And again, as pointed out last week, and witnessed on Thursday as stocks surged into light trading associated with the July 4th long weekend, the most important broad measure in the US, the S&P 500(SPX), hit extreme sinusoidal resistance when factored by the CBOE Volatility Index (VIX), with a ratio reading of 192. Again however, while this might be enough to stop stocks temporarily, in order to see a monthly close at this level (at monthly closing basis resistance), either stocks must first push higher and then fall back into month's end, or visa versa. (See Figure 1)
It would not be surprising to see either scenario play out given there's likely still enough short sellers in the market to sponsor more squeezing, however signals that stocks are extended enough to begin becoming concerned are appearing, so who knows - right? One thing is for sure however if the message in the chart below is to be taken seriously, where tech stocks are poised to surge up to another 5% on continued strength, be careful if you are short. If you are using double short funds, the market could hand you a 10% loss (this is probably exaggerating things) in just a few weeks, and then what do you do, hold for the longer term with the dollar($) looking increasingly vulnerable by the day. (See Figure 2)
Due to this risk, one might be better off to wait until month end in order to put a majority of one's positions if you are inclined to participate in this lunacy. Why is shorting stocks a lunacy?
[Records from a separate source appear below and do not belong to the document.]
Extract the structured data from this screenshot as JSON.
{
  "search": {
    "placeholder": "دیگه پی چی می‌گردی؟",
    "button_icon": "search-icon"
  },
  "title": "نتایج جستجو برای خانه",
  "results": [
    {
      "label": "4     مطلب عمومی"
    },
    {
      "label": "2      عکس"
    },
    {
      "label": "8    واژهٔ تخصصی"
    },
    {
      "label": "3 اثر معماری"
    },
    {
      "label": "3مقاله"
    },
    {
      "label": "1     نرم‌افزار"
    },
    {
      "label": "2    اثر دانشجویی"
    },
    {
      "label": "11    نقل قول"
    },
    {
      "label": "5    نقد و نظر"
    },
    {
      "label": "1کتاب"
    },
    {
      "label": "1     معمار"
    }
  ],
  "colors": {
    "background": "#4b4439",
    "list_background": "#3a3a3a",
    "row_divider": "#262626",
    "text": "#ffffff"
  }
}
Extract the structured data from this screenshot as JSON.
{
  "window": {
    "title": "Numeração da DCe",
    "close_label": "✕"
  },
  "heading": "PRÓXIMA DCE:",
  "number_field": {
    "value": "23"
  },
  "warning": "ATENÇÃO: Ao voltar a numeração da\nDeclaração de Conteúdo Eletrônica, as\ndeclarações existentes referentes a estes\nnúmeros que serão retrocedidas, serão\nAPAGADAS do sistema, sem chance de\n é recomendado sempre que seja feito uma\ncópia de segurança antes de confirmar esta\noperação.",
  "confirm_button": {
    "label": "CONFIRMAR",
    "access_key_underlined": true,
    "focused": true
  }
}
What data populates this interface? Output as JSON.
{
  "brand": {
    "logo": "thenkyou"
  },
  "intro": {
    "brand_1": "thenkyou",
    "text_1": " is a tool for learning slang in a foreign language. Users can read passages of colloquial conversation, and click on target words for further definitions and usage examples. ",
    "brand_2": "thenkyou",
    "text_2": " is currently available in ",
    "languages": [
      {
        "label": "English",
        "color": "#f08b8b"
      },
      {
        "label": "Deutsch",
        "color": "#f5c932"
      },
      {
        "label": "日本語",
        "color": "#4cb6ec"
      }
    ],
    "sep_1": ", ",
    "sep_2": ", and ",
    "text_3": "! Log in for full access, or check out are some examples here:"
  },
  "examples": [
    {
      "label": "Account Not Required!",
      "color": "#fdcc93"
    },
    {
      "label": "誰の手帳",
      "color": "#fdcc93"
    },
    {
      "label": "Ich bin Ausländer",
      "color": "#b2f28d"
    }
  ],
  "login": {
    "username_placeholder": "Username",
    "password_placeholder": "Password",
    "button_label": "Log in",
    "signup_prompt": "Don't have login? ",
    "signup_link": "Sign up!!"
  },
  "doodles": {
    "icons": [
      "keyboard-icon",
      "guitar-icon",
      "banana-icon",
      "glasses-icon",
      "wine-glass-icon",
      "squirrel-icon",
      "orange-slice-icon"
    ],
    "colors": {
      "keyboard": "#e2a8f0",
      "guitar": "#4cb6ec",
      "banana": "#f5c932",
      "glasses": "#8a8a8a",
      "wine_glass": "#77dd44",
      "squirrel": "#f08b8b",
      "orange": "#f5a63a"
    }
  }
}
While I may be proven wrong in such concerns, what has occurred up until this point, is at inflection points like this one, speculators pay close attention to all the information services (think Zerohedge) that promote such thinking, and indeed, short the market in one way or another, raising put / call ratios and short interest levels even higher - becoming food for the machines. (i.e. think short squeeze.) Again, this is why it may be better to wait until month's end to put on any short positions (so they can get squeezed), even if we see a reaction lower in stocks this week. (See Figure 3)
But if you are alright with allowing a position to go up to 10% offside (which one should be if you believe the fundamentals warrant a hold) then this is likely as good a shorting opportunity you are ever going to come across from a longer-term perspective because corporate profits are collapsing due to debt, crony capitalism, hollowing out of the middle class, inflation, etc. which should all matter at some point. (i.e. when the short sellers become exhausted.) Of course one does not want to be a fool and just throw away money shorting stocks because these things have not mattered for quite some time - not to the machines. So again, caution, which has been our modus operendi all along, is still warranted in terms of position limits at this point, at least until month's end when we hope the picture penned above falls into place.